Once the familiarity is in place, the cartoon can be evolved, increasing its novelty. The evolution cartoon cliché itself is a good illustration. Here are some snapshots of it as it evolves over a fifty-year span, from 1955 to 2005, becoming progressively more surreal.
That last one, by Tom Cheney, is way-off-the-charts weird, but it works because of what’s gone before it. Speaking of charts, let’s go back to one I’ve used before for the next rule.
RULE 2. Don’t compare funny apples with funny oranges or, for God’s sake, with funny pears.
They’re different flavors of funny, and each should be savored for what it is, not what it’s not. There’s no point in judging cartoons based in reality, that have a point to make, by the same yardstick you use for gag cartoons, whose only point is being funny. “Gettable” gag cartoons, in which the incongruity is made sense of, are a different animal—or, in the above case, fruit—from those whose objective is just enjoyable nonsense. The different flavors of funny are like a smorgasbord of humor, making each one tastier. So, as every waiter exhorts us now, enjoy!
RULE 3. Sorry, it’s been done. At this point, we’ve published more than seventy-eight thousand cartoons.
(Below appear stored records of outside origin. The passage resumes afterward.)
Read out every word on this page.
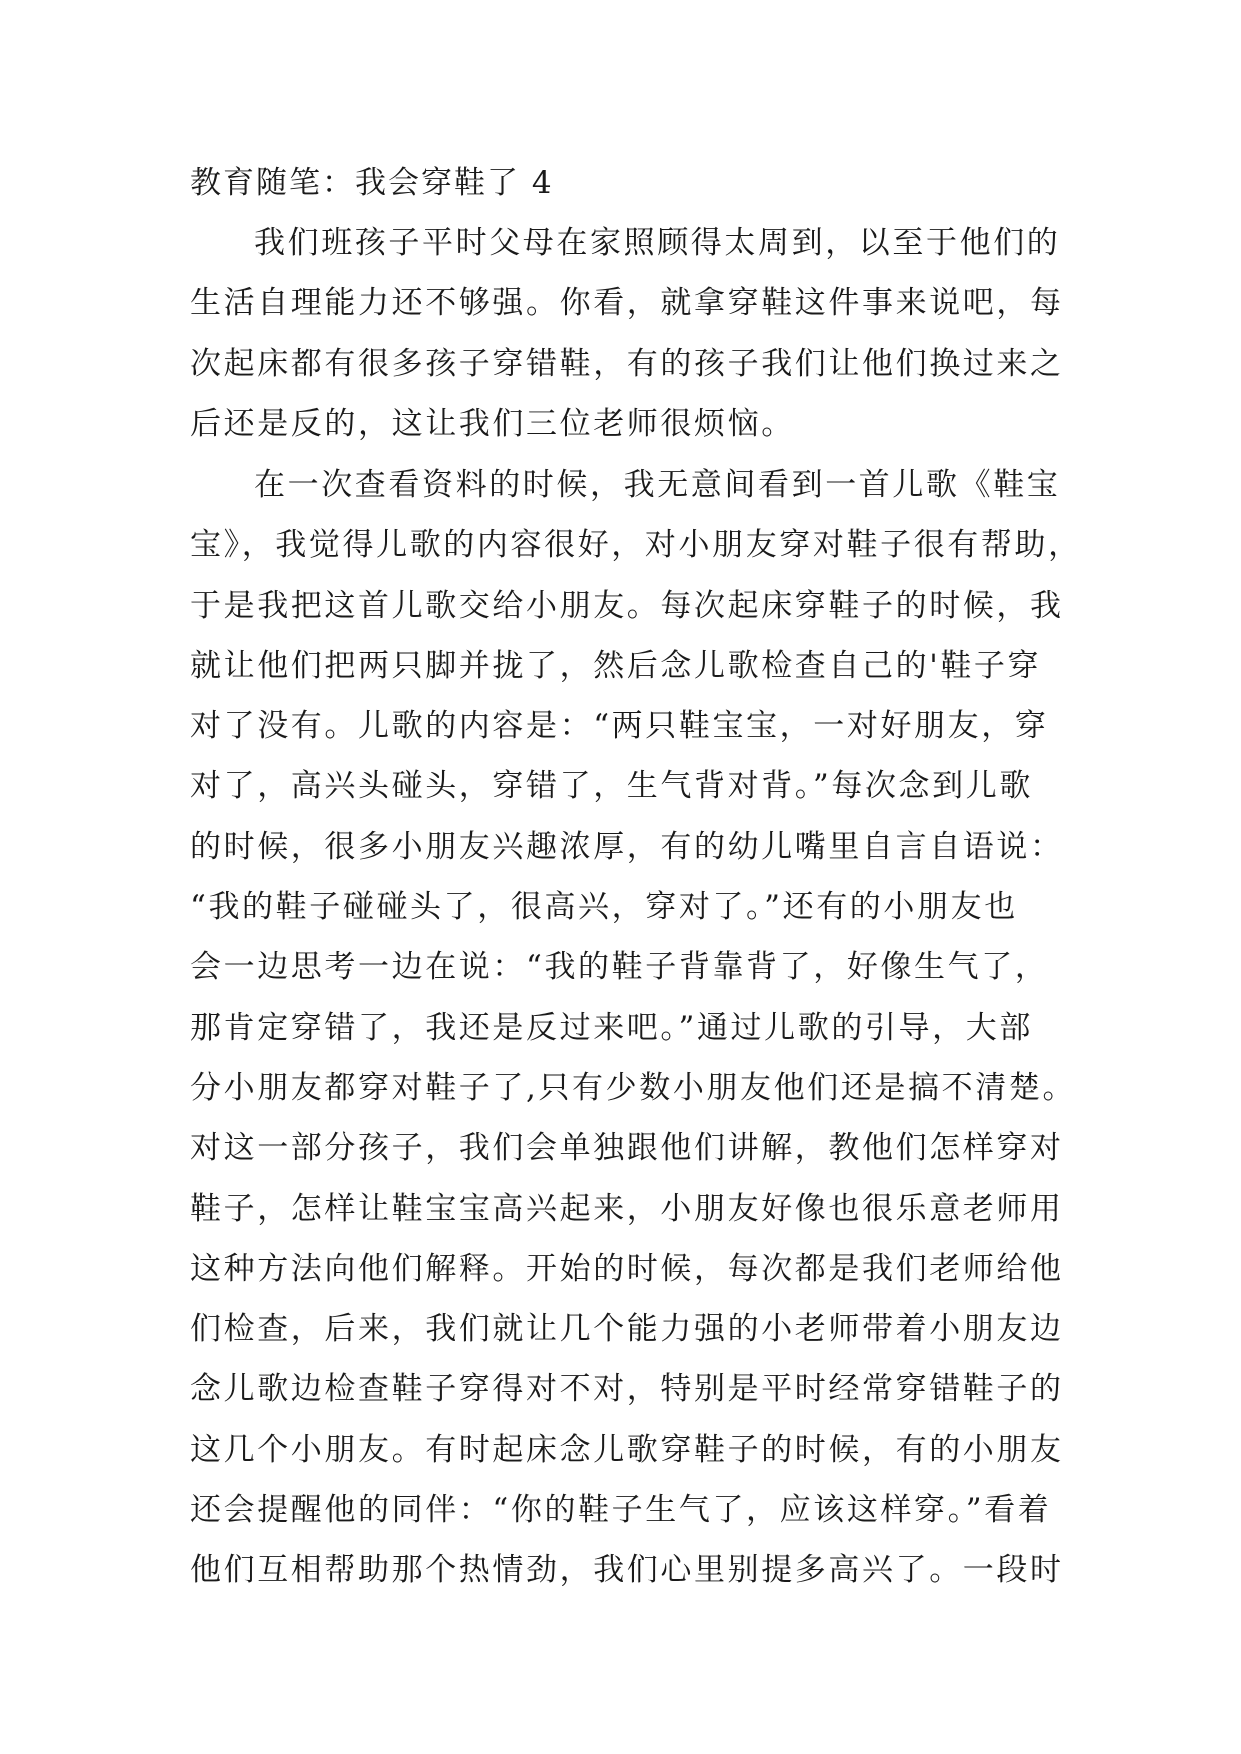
教育随笔：我会穿鞋了 4
我们班孩子平时父母在家照顾得太周到，以至于他们的
生活自理能力还不够强。你看，就拿穿鞋这件事来说吧，每
次起床都有很多孩子穿错鞋，有的孩子我们让他们换过来之
后还是反的，这让我们三位老师很烦恼。
在一次查看资料的时候，我无意间看到一首儿歌《鞋宝
宝》，我觉得儿歌的内容很好，对小朋友穿对鞋子很有帮助，
于是我把这首儿歌交给小朋友。每次起床穿鞋子的时候，我
就让他们把两只脚并拢了，然后念儿歌检查自己的'鞋子穿
对了没有。儿歌的内容是：“两只鞋宝宝，一对好朋友，穿
对了，高兴头碰头，穿错了，生气背对背。”每次念到儿歌
的时候，很多小朋友兴趣浓厚，有的幼儿嘴里自言自语说：
“我的鞋子碰碰头了，很高兴，穿对了。”还有的小朋友也
会一边思考一边在说：“我的鞋子背靠背了，好像生气了，
那肯定穿错了，我还是反过来吧。”通过儿歌的引导，大部
分小朋友都穿对鞋子了,只有少数小朋友他们还是搞不清楚。
对这一部分孩子，我们会单独跟他们讲解，教他们怎样穿对
鞋子，怎样让鞋宝宝高兴起来，小朋友好像也很乐意老师用
这种方法向他们解释。开始的时候，每次都是我们老师给他
们检查，后来，我们就让几个能力强的小老师带着小朋友边
念儿歌边检查鞋子穿得对不对，特别是平时经常穿错鞋子的
这几个小朋友。有时起床念儿歌穿鞋子的时候，有的小朋友
还会提醒他的同伴：“你的鞋子生气了，应该这样穿。”看着
他们互相帮助那个热情劲，我们心里别提多高兴了。一段时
Invariably cartoonists will submit ideas that have been done before or are quite similar to previous ones. Rarely is the idea identical, but that, too, happens.
“Sure it’s been done, but not lately.”
“Let me through—I’m the victim!”
I did
this cartoon in 1993, and a number of cartoonists have, since I’ve been editor, submitted the same cartoon caption to me. The most recent was from David Sipress.